Machine learning (ML) is a subset of artificial intelligence (AI) that provides systems the ability to automatically improve and learn from experience without explicit programming. ML has led to important advancements in a number of academic fields, including robotics, healthcare, natural language processing, and many more. With the ever-growing concerns over data privacy, there has been an increasing interest in privacy-preserving ML. In order to protect the privacy of data while still allowing it to be used for ML, various privacy-preserving schemes have been proposed. Here are some of the main schemes:

Secure multiparty computation (SMC) is a type of privacy-preserving scheme that allows multiple parties to jointly compute a function over their data while keeping their data private. This is achieved by splitting the data up among the parties and having each party perform a computation on their own data. The results of the computations are then combined to obtain the final result.

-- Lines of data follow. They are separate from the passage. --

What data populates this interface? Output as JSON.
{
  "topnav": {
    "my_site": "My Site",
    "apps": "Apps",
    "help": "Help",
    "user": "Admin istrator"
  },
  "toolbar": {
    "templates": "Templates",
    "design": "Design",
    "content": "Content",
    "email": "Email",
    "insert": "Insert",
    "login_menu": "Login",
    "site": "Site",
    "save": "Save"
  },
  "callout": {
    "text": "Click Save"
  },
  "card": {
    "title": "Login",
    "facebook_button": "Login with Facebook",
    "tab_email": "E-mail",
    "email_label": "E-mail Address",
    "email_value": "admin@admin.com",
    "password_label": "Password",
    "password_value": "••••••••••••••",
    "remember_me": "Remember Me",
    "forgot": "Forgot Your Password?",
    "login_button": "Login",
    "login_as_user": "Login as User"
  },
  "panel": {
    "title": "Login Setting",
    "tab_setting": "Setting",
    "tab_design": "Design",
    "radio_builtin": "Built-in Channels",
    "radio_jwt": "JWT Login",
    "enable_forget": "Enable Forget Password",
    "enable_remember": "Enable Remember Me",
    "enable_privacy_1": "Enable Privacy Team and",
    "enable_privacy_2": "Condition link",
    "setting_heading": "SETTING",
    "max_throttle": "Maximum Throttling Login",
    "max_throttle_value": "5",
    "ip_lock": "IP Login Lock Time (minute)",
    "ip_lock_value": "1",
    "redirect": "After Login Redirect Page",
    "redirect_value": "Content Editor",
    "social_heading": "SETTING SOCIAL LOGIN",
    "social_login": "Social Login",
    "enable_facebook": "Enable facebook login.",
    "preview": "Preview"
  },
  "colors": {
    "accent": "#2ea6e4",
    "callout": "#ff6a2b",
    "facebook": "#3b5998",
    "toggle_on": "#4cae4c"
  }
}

Homomorphic encryption (HE) is a type of encryption that allows computations to be performed on encrypted data. This type of encryption preserves the structure of the data, which means that the results of the computations are the same as if they had been performed on unencrypted data. HE can be used to protect the privacy of data while still allowing computations to be performed on that data.

Differential privacy (DP) is a type of privacy preservation that adds noise to the data in order to mask any individual information. This noise is added in a way that it does not affect the overall results of the data. This noise can be added in a variety of ways, but the most common is through the Laplace mechanism. DP is useful for preserving privacy because it makes it difficult to determine any individual’s information from the dataset. 

Gradient masking is a technique that is used to prevent sensitive information from being leaked through the gradients of an ML model – the gradients are the partial derivatives of the loss function with respect to the model parameters. This is done by adding noise to the gradients in order to make them more difficult to interpret. This is useful for privacy preservation because it makes it more difficult to determine the underlying data from the gradients.

Security enclaves (SE) are hardware or software environments that are designed to be secure from tampering or interference. They are often used to store or process sensitive data, such as cryptographic keys, in a way that is isolated from the rest of the system. 

There are many ways to preserve privacy when working with ML models, each with their own trade-offs. In this article, we summarised five of these methods. All of these methods have strengths and weaknesses, so it is important to choose the right one for the specific application.